The p-value of tea: the algae specialist and the tea-value

How a cup of tea turned an everyday occurrence into a legend in science

Jan 08, 2023

Muriel Bristol was a British scientist specialized in the study of algae, born in 1888. She worked at Rothamsted Research (Harpenden, England). Rothamsted was one of the oldest research institutions in agriculture; some of the great myths of statistics worked in that place such as Fisher, Yates, or Cochran. Many of the techniques we use in clinical research were born there to investigate plant breeding. But today's story is about a cup of tea.

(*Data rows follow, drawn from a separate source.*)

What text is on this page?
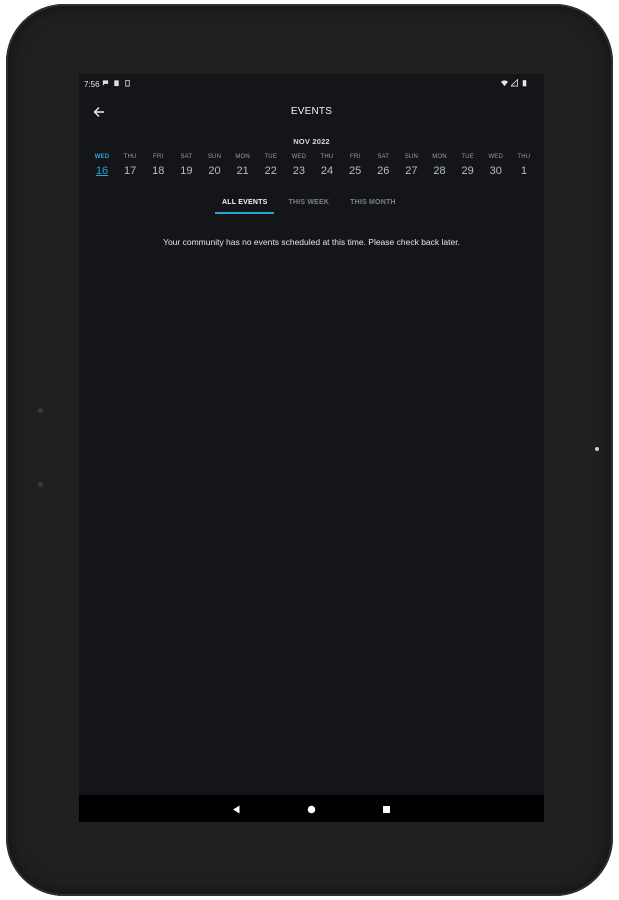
7:56
EVENTS
NOV 2022
WED
16
THU
17
FRI
18
SAT
19
SUN
20
MON
21
TUE
22
WED
23
THU
24
FRI
25
SAT
26
SUN
27
MON
28
TUE
29
WED
30
THU
1
ALL EVENTS	THIS WEEK	THIS MONTH
Your community has no events scheduled at this time. Please check back later.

One ordinary day in 1920, Ronald Fisher, for some the most brilliant statistician of the 20th century, offered Bristol a cup of tea with some milk in the common room at Rothamsted. Bristol declined, stating that she preferred to pour the milk into the cup first and then the tea, as she liked the taste better that way. Fisher, who had only been at this institution a short time, replied that this made no sense. Bristol insisted that he could tell the difference perfectly well. One of those present, William Roach, who was in love with Bristol, proposed to make an experiment. Eight cups of tea were prepared at random, in some the tea was poured first, in others the milk.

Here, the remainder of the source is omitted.